Lei c’era. A Reggio Calabria nel 2010 e a Torino nel 2013, alle Settimane sociali numero 46 e 47. Suor Alessandra Smerilli, economista, insegna alla Pontificia Facoltà di scienze sociali Auxilium ed è membro del Comitato scientifico delle Settimane sociali. Lei c’era, ben dentro i meccanismi organizzativi. E quindi è nelle migliori condizioni per dare un primo giudizio sull’edizione di Cagliari.
Questa Settimana sociale sembra molto diversa dalle precedenti. È una sensazione corretta? Sì. Non siamo venuti qui né per un evento né per un convegno. Cagliari è la tappa di un percorso iniziato da tempo e che continuerà. Una promessa: oggi non ce ne andremo senza assumerci impegni molto concreti.
Un metodo nuovo, dunque. Tutto nasce due anni fa al Convegno ecclesiale di Firenze.

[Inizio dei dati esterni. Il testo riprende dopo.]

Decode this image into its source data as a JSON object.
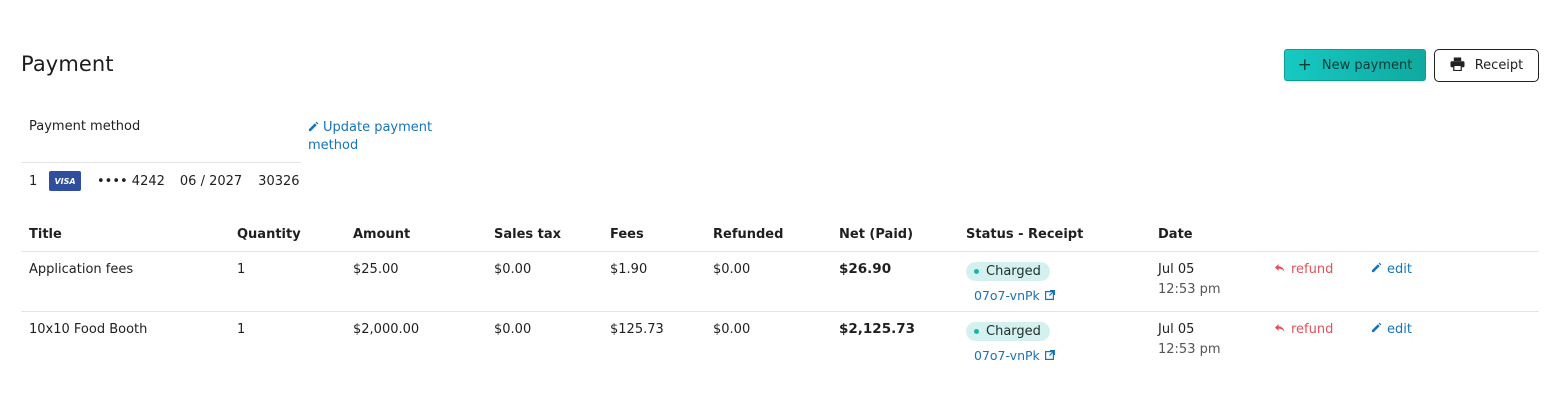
{
  "header": {
    "title": "Payment",
    "new_payment_label": "New payment",
    "receipt_label": "Receipt"
  },
  "payment_method": {
    "label": "Payment method",
    "update_label": "Update payment method",
    "card": {
      "index": "1",
      "brand": "VISA",
      "last4": "•••• 4242",
      "expiry": "06 / 2027",
      "zip": "30326"
    }
  },
  "table": {
    "columns": [
      "Title",
      "Quantity",
      "Amount",
      "Sales tax",
      "Fees",
      "Refunded",
      "Net (Paid)",
      "Status - Receipt",
      "Date"
    ],
    "rows": [
      {
        "title": "Application fees",
        "quantity": "1",
        "amount": "$25.00",
        "sales_tax": "$0.00",
        "fees": "$1.90",
        "refunded": "$0.00",
        "net": "$26.90",
        "status": "Charged",
        "receipt_id": "07o7-vnPk",
        "date": "Jul 05",
        "time": "12:53 pm",
        "refund_label": "refund",
        "edit_label": "edit"
      },
      {
        "title": "10x10 Food Booth",
        "quantity": "1",
        "amount": "$2,000.00",
        "sales_tax": "$0.00",
        "fees": "$125.73",
        "refunded": "$0.00",
        "net": "$2,125.73",
        "status": "Charged",
        "receipt_id": "07o7-vnPk",
        "date": "Jul 05",
        "time": "12:53 pm",
        "refund_label": "refund",
        "edit_label": "edit"
      }
    ]
  },
  "colors": {
    "accent": "#14b8ae",
    "link": "#1674b8",
    "refund": "#e0525b",
    "visa": "#2f4f9e",
    "badge_bg": "#d5f1ef"
  },
  "icons": {
    "new_payment": "plus-icon",
    "receipt": "printer-icon",
    "update": "pencil-icon",
    "receipt_link": "external-link-icon",
    "refund": "reply-arrow-icon",
    "edit": "pencil-icon"
  }
}
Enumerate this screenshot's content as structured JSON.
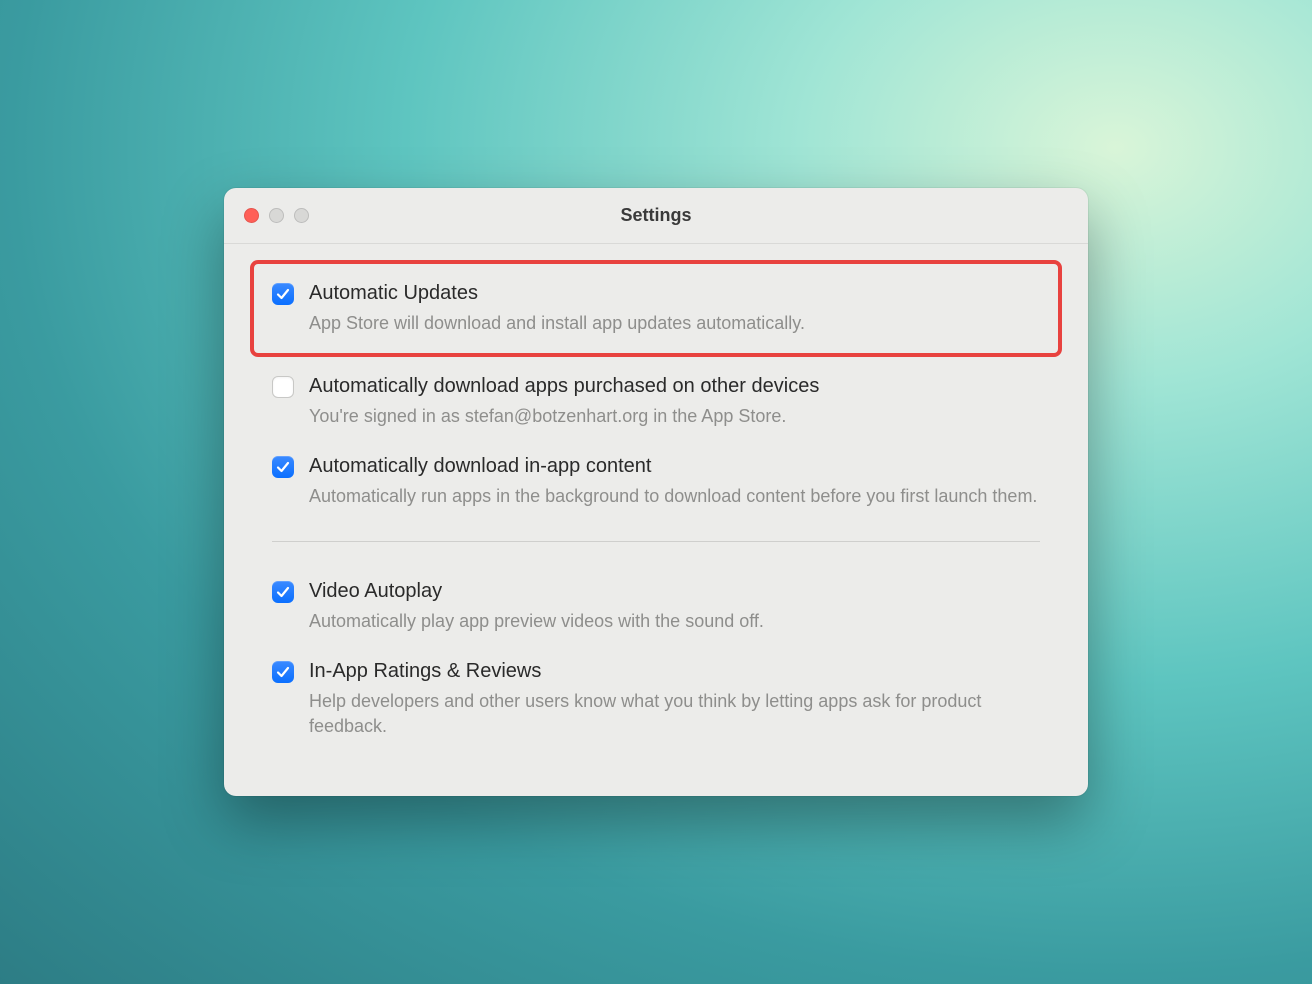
{
  "window": {
    "title": "Settings"
  },
  "settings": [
    {
      "title": "Automatic Updates",
      "description": "App Store will download and install app updates automatically.",
      "checked": true,
      "highlighted": true
    },
    {
      "title": "Automatically download apps purchased on other devices",
      "description": "You're signed in as stefan@botzenhart.org in the App Store.",
      "checked": false,
      "highlighted": false
    },
    {
      "title": "Automatically download in-app content",
      "description": "Automatically run apps in the background to download content before you first launch them.",
      "checked": true,
      "highlighted": false
    },
    {
      "title": "Video Autoplay",
      "description": "Automatically play app preview videos with the sound off.",
      "checked": true,
      "highlighted": false
    },
    {
      "title": "In-App Ratings & Reviews",
      "description": "Help developers and other users know what you think by letting apps ask for product feedback.",
      "checked": true,
      "highlighted": false
    }
  ]
}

Ero nel Comitato preparatorio, me lo ricordo bene. Si decise di parlare di lavoro non muovendo dalla teoria ma incontrando innanzitutto persone e storie. Abbiamo raccolto circa 400 "buone pratiche". E solo a questo punto, a partire dalla realtà, abbiamo elaborato provocazioni e proposte per le istituzioni. Non ci sono sintesi definitive dei cento tavoli, sui cui materiali continueremo a lavorare.
Una sorta di percorso inverso a quello abituale? Sì. Non dalla teoria agli auspici, ma da ciò che esiste di buono alle proposte.

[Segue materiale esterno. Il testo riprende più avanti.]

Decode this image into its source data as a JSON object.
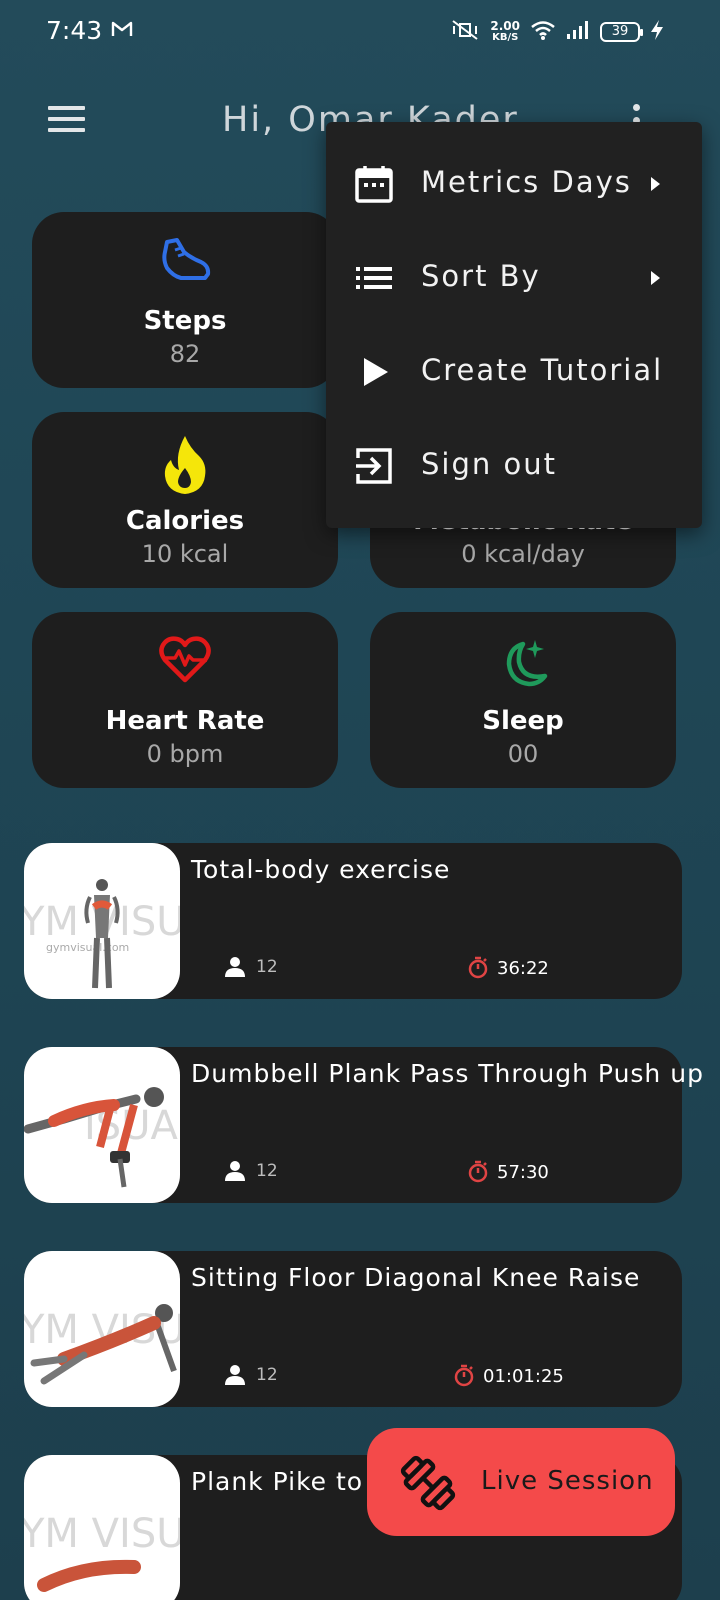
{
  "status_bar": {
    "time": "7:43",
    "speed_value": "2.00",
    "speed_unit": "KB/S",
    "battery": "39",
    "icons": [
      "gmail-icon",
      "mute-vibrate-icon",
      "wifi-icon",
      "signal-icon",
      "charging-icon"
    ]
  },
  "app_bar": {
    "greeting": "Hi, Omar Kader",
    "icons": [
      "hamburger-menu-icon",
      "more-vert-icon"
    ]
  },
  "metrics": {
    "steps": {
      "label": "Steps",
      "value": "82",
      "icon": "shoe-icon",
      "color": "#2f6fe6"
    },
    "metabolic": {
      "label": "Metabolic Rate",
      "value": "0 kcal/day",
      "icon": "metabolic-icon"
    },
    "calories": {
      "label": "Calories",
      "value": "10 kcal",
      "icon": "flame-icon",
      "color": "#f5e60a"
    },
    "heart_rate": {
      "label": "Heart Rate",
      "value": "0 bpm",
      "icon": "heart-pulse-icon",
      "color": "#e11919"
    },
    "sleep": {
      "label": "Sleep",
      "value": "00",
      "icon": "moon-icon",
      "color": "#1f9a5b"
    }
  },
  "exercises": [
    {
      "title": "Total-body exercise",
      "participants": "12",
      "duration": "36:22"
    },
    {
      "title": "Dumbbell Plank Pass Through Push up",
      "participants": "12",
      "duration": "57:30"
    },
    {
      "title": "Sitting Floor Diagonal Knee Raise",
      "participants": "12",
      "duration": "01:01:25"
    },
    {
      "title": "Plank Pike to",
      "participants": "",
      "duration": ""
    }
  ],
  "popup_menu": {
    "items": [
      {
        "label": "Metrics Days",
        "icon": "calendar-icon",
        "has_submenu": true
      },
      {
        "label": "Sort By",
        "icon": "list-icon",
        "has_submenu": true
      },
      {
        "label": "Create Tutorial",
        "icon": "play-icon",
        "has_submenu": false
      },
      {
        "label": "Sign out",
        "icon": "sign-out-icon",
        "has_submenu": false
      }
    ]
  },
  "fab": {
    "label": "Live Session",
    "icon": "dumbbell-icon",
    "color": "#f44a4a"
  },
  "colors": {
    "background": "#234b5a",
    "card": "#1e1e1e",
    "popup": "#212121",
    "timer_accent": "#e04444"
  }
}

Che cosa ha funzionato? Siamo molto soddisfatti del coinvolgimento di diocesi e associazioni nel cammino preparatorio. E in queste ore siamo stati molto attenti a rimanere aderenti alla realtà senza limitarci alla sola denuncia o alla semplice descrizione dell’esistente. La realtà va anche interpretata, offrendo ulteriori piste di lavoro per le diocesi e le aggregazioni laicali, e proposte concrete alle istituzioni e al mondo della politica.
Possiamo dire che il nuovo metodo, in cui la parola viene davvero data a tutti e tutti contribuiscono alle conclusioni, sia la traduzione di quella "sinodalità" a cui Francesco invita la Chiesa? Sì. Aggiungerei che abbiamo tenuto conto di tutti e tutto senza la pretesa di ridurre tutti e tutto a un unico pensiero.
E che cosa poteva invece funzionare meglio? Se avessimo avuto più tempo, le buone pratiche sarebbero state assai più di 400. Ci sarebbe piaciuto, poi, coinvolgere anche altre realtà lontane dai nostri mondi.
Ad esempio? Molto abbiamo fatto, ma molto contiamo di fare. Concretamente, alcuni "nuovi mondi" sono il tavolo "Lavoro 4.0" del ministero dello Sviluppo economico, dove siamo presenti. Il senatore Maurizio Sacconi, presidente della Commissione lavoro del Senato, ci ha invitati in audizione sul tema "Trasformazioni del lavoro e lavoro degno".
Questo metodo sinodale è replicabile anche negli altri livelli della vita della comunità ecclesiale, nelle diocesi e nelle parrocchie? Certamente. Basta non avere paura di non sapere in anticipo come andranno le cose.
Insomma, non creare eventi le cui conclusioni sono già scritte? Non creare eventi di questo genere, appunto.
Voi come ci siete riusciti? Ce l’abbiamo fatta grazie a un Comitato fatto di persone esperte ma anche disposte a mettersi in gioco. Per fare un nome soltanto, l’arcivescovo Santoro, presidente del Comitato organizzatore, è stato al gioco, il primo a richiamarci alla concretezza. La combinazione tra persone con tanti background variegati ha permesso che le energie sprigionate fosse positive.